学校の全校集会で入賞した人がステージで表彰される謎の時間があったじゃないですか? あれがすごく苦手で。部活だったら大体表彰されるけど、私の三味線はそうではないので、自己申告もせず黙ってました。自分で言わない限り学校も何もしてこないし、それがちょうどよかったんです。だから、三味線に関しては完全にプライベートなものとして割り切って、学校生活とは分けて考えていました。
ーそんなプライベートなものとして割り切っていた三味線を「仕事」として意識するようになったのはいつからなんですか?

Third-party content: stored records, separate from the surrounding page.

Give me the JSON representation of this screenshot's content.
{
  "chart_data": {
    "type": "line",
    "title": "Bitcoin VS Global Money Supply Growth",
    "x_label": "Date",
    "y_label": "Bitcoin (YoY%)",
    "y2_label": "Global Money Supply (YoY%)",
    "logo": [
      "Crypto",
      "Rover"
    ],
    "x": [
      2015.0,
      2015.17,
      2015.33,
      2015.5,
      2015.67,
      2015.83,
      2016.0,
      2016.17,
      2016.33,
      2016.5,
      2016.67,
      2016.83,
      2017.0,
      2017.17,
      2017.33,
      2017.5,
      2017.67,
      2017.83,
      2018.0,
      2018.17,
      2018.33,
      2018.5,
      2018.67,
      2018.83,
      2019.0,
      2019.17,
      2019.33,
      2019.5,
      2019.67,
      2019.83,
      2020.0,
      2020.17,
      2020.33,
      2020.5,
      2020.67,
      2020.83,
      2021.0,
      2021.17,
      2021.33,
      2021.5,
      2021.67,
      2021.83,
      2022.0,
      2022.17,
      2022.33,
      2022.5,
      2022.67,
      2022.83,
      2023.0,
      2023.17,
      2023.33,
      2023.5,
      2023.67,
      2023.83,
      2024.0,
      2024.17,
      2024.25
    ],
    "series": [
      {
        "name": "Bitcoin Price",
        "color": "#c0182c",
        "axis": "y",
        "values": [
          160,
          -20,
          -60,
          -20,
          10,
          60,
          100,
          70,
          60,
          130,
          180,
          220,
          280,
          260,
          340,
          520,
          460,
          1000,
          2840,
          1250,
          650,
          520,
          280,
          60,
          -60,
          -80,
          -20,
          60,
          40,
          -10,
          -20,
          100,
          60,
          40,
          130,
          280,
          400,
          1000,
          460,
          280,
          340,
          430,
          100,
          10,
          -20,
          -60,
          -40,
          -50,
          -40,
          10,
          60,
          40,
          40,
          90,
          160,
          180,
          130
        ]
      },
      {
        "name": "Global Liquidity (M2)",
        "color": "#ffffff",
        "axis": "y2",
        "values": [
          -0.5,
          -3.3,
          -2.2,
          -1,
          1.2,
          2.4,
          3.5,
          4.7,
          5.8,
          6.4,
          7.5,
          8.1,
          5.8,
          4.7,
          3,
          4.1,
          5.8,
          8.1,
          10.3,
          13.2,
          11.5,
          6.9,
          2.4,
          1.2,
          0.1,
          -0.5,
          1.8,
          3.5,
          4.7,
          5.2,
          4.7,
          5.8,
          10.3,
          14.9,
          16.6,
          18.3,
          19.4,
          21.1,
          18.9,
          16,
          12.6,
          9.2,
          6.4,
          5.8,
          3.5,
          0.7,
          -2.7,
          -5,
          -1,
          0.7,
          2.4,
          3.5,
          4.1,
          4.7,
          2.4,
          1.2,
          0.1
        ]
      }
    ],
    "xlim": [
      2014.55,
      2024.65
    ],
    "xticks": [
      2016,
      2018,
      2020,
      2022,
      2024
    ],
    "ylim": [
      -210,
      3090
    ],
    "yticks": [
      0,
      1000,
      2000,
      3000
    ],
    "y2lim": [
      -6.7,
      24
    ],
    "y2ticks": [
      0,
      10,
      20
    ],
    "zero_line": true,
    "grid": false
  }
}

駒田:もちろん三味線はずっと好きで続けていたけど、もともとは看護師や管理栄養士を目指していて、進路としては現実的な職業を考えていたんです。高校2年生になって進路を本格的に決めるタイミングで、看護学部や栄養学部を中心に志望校を選んで、進路希望調査を提出したんですが、三者面談のときに先生から、「あなたは(三味線で)日本一を取っているのに、それで本当にいいの?」って言われて。「本当にやりたいことを4年間学ぶ場所が大学なんだよ」という言葉が妙に刺さって、「私の進みたい道ってこっちじゃなかったかも」と思い始めたんです。
負けず嫌いな性格なので、それからは迷いなく「どうせ行くなら一番のところに行きたい」と、ほとんど何も知らないまま東京藝術大学を志望するようになりました。今思えば、現役で合格できなかったら三味線は続けていなかったかもしれません。大学合格後は、迷いなくプロを意識するようになりました。

駒田(母):周囲に同じ境遇の人も少なかったですし、受験の情報も少なかったので、ある意味、知らなかったからできたかもしれないなって思います。難しさを知っていれば身構えてしまったかもしれないけど、考えすぎる前にやってみたことがよかったのかもしれません。